New strategy against HIV - Your Life - prevention services for HIV-infected people should become a standard of care in all clinical settings
USA Today (Society for the Advancement of Education), March, 2004
In its latest attempt to reduce the number of new HIV infections nationwide, the Federal government is locating prevention programs squarely in the treatment setting. Selected by the Centers for Disease Control and Prevention and the Health Resources and Services Administration to address the challenge is the Center for Infectious Diseases at the University of North Carolina at Chapel Hill School of Medicine.
"Over the last decade or so, and despite extensive preventive efforts targeted at people not infected with HIV, 40,000 new ... cases are identified in the U.S. annually, a number that has remained somewhat consistent," points out Evelyn Byrd Quinlivan, assistant professor of medicine and director of the Infectious Diseases Clinic. "This number seems to represent a threshold beyond which no one has been able to move."

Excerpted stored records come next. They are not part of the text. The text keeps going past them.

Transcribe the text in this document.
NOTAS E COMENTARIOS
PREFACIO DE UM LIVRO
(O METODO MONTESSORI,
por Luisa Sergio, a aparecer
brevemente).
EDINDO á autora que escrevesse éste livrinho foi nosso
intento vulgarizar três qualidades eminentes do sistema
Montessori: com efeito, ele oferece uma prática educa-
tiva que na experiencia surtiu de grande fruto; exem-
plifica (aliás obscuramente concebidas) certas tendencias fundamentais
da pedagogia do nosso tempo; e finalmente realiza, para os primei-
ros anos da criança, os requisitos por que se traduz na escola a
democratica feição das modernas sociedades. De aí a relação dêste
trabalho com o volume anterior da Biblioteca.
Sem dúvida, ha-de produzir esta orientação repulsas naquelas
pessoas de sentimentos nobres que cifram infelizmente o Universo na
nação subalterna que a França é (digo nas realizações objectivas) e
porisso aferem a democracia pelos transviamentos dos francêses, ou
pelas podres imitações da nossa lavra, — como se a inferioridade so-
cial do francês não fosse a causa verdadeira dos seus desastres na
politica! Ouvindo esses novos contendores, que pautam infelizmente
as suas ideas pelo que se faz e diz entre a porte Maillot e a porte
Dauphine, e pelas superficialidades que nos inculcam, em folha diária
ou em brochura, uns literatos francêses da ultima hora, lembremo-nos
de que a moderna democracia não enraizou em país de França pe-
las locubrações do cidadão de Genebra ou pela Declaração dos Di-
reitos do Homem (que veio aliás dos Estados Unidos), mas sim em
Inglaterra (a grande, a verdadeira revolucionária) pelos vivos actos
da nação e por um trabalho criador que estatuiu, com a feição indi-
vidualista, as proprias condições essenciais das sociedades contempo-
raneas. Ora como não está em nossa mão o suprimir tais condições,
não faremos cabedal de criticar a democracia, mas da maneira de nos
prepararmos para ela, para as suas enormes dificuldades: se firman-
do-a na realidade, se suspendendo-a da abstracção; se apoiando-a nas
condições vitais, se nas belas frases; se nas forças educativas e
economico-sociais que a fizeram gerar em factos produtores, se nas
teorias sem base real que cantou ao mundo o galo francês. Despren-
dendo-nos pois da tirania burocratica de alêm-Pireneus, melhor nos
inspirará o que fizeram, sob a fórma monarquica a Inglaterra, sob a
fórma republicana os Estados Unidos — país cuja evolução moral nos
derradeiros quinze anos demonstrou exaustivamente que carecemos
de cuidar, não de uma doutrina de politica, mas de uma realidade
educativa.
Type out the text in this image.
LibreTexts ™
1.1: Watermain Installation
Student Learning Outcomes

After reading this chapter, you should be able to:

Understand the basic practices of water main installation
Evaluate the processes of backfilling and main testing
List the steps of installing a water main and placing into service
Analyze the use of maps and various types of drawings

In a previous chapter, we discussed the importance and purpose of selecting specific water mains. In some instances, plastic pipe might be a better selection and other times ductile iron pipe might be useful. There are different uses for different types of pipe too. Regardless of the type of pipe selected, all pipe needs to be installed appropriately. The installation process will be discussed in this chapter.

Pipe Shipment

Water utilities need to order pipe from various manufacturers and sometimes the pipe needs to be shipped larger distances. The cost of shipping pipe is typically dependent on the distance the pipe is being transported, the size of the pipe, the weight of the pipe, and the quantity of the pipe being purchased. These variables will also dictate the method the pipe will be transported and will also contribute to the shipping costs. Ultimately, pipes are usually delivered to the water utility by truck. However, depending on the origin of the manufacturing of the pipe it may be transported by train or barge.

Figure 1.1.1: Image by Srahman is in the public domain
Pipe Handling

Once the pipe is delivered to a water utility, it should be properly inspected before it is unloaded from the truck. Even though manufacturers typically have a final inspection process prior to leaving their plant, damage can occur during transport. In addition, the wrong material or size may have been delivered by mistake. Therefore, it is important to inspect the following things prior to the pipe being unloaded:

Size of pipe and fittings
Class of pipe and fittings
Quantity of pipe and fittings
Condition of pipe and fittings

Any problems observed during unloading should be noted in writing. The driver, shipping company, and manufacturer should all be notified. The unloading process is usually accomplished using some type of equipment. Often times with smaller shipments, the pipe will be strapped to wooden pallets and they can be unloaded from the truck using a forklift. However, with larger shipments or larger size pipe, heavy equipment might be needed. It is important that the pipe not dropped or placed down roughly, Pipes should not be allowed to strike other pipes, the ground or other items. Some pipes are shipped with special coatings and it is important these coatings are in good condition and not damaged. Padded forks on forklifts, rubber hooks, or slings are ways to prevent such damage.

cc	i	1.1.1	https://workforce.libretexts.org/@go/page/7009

In 1999, the CDC requested that the Institute of Medicine, a component of the National Academy of Sciences, form the Committee on HIV Prevention Strategies in the United States. Among the committee members was Myron S. Cohen, professor of medicine, chief of infectious diseases, and director of the Center for Infectious Diseases. In 2001, Cohen and his colleagues published their recommendations in No Time to Lose: Getting More from HIV Prevention.
The book's underlying premise is that "each new infection begins with someone who is already infected." Thus, prevention can be enhanced by targeting the infected individual. "This is a total paradigm shift in thinking about prevention," Quinlivan says. "It recognizes that transmission occurs between two people, that current prevention efforts have addressed only hall of that interaction, and that we ought to think of new ways to resolve this problem."
Prevention services for HIV-infected people should become a standard of care in all clinical settings, such as primary care and mental health centers, sexually transmitted diseases clinics, and drug treatment facilities. Moreover, there is a need to develop effective "secondary prevention" programs that would integrate counseling and education activities into treatment of HIV-infected individuals.